I've only drive an STI on track, so I can't speak for their off road manners but when we rally crossed on dry lake beds I found the WRXs I drove to be easy to rotate quickly and they went wherever I pointed them. My normal steed was a rear drive Volvo.

As for the commercials; while I dislike them, clearly they are selling a fraternity, which has proven successful for many a  manufacturer and so I choose to ignore the commercials.

Pete. (l33t FS)
Pete. (l33t FS) GRM+ Memberand MegaDork
12/14/20 12:27 p.m.

In reply to fidelity101 (Forum Supporter) :

The main issue I see causing bearings to get destroyed is a failure to keep oil in the engine.


When I saw it happen at a rallycross, the engine was three quarts low on oil.  Yeah, Subarus tend to inhale oil in hard corners, but the dipstick is RIGHT THERE.  Use it between runs.

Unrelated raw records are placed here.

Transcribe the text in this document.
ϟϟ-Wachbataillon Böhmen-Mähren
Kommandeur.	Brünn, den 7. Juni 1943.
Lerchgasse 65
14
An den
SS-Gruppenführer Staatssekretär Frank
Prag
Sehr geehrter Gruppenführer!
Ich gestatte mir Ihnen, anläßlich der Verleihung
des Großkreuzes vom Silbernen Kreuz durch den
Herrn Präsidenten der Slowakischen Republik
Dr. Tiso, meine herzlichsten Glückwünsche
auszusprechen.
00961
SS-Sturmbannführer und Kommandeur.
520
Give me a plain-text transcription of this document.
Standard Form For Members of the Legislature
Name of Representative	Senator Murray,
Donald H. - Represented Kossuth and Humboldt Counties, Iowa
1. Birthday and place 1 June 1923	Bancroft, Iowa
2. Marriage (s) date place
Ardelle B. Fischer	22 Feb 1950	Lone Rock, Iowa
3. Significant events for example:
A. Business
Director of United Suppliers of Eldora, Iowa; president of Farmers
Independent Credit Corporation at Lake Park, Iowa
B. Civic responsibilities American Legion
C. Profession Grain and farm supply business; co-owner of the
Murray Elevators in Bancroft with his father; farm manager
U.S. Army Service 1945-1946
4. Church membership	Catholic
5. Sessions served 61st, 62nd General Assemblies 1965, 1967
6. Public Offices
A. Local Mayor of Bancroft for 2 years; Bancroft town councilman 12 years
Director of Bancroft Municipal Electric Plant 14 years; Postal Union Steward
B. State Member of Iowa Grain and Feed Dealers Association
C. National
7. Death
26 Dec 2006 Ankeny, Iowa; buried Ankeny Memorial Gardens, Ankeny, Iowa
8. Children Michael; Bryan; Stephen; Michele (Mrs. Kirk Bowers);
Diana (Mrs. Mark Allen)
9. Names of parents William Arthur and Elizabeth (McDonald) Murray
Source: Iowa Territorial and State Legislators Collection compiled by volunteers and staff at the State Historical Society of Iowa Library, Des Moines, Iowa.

On the street...  people be like "Well it made a funny noise and I don't think I'm adding oil right because i put in four quarts to get it in the safe range, i think i overfilled it"

Tom1200 Dork
12/14/20 12:52 p.m.

In reply to Pete. (l33t FS) :

Mine does indeed use oil between changes. As I've had some real beaters over the years and race a two stroke car this seems normal to me.

Pete. (l33t FS)
Pete. (l33t FS) GRM+ Memberand MegaDork
12/14/20 1:26 p.m.

In reply to Tom1200 :

The fun one is at rallycrosses, it'll be fine and then after one run, suddenly half quart low.  Have added two quarts at a rallycross before.

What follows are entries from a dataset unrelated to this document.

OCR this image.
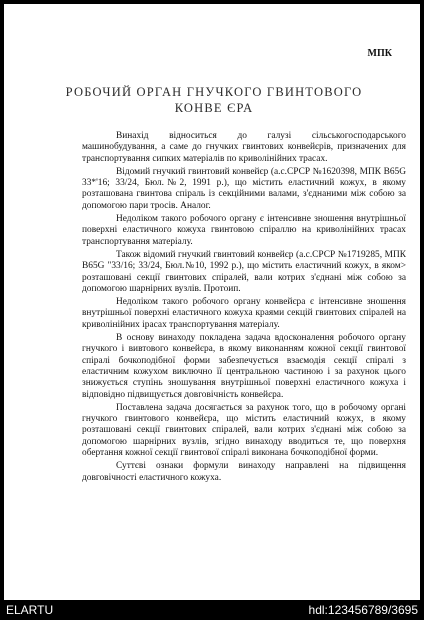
МПК
РОБОЧИЙ ОРГАН ГНУЧКОГО ГВИНТОВОГО
КОНВЕ ЄРА

Винахід відноситься до галузі сільськогосподарського машинобудування, а саме до гнучких гвинтових конвейєрів, призначених для транспортування сипких матеріалів по криволінійних трасах.

Відомий гнучкий гвинтовий конвейєр (а.с.СРСР №1620398, МПК B65G 33*'16; 33/24, Бюл.№2, 1991 р.), що містить еластичний кожух, в якому розташована гвинтова спіраль із секційними валами, з'єднаними між собою за допомогою пари тросів. Аналог.

Недоліком такого робочого органу є інтенсивне зношення внутрішньої поверхні еластичного кожуха гвинтовою спіраллю на криволінійних трасах транспортування матеріалу.

Також відомий гнучкий гвинтовий конвейєр (а.с.СРСР №1719285, МПК B65G "33/16; 33/24, Бюл.№10, 1992 р.), що містить еластичний кожух, в яком> розташовані секції гвинтових спіралей, вали котрих з'єднані між собою за допомогою шарнірних вузлів. Протоип.

Недоліком такого робочого органу конвейєра є інтенсивне зношення внутрішньої поверхні еластичного кожуха краями секцій гвинтових спіралей на криволінійних ірасах транспортування матеріалу.

В основу винаходу покладена задача вдосконалення робочого органу гнучкого і вивтового конвейєра, в якому виконанням кожної секції гвинтової спіралі бочкоподібної форми забезпечується взаємодія секції спіралі з еластичним кожухом виключно її центральною частиною і за рахунок цього знижується ступінь зношування внутрішньої поверхні еластичного кожуха і відповідно підвищується довговічність конвейєра.

Поставлена задача досягається за рахунок того, що в робочому органі гнучкого гвинтового конвейєра, що містить еластичний кожух, в якому розташовані секції гвинтових спіралей, вали котрих з'єднані між собою за допомогою шарнірних вузлів, згідно винаходу вводиться те, що поверхня обертання кожної секції гвинтової спіралі виконана бочкоподібної форми.

Суттєві ознаки формули винаходу направлені на підвищення довговічності еластичного кожуха.

ELARTU	hdl:123456789/3695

My old EA82 would fog for mosquitoes in hard right-handers.  Oil sloshes into the outside valve cover and collects until the PCV sucked it up.

12/14/20 1:56 p.m.

Subaru engines are just silly. I dare you to remove the pistons from one and not think WTF? And the first time you try to reassemble the short block you will be doomed to purgatory for the cuss words you will utter.

Pete. (l33t FS)
Pete. (l33t FS) GRM+ Memberand MegaDork
12/14/20 1:59 p.m.

In reply to NOHOME :

If you mean the wristpin access holes... those went away after the EJ.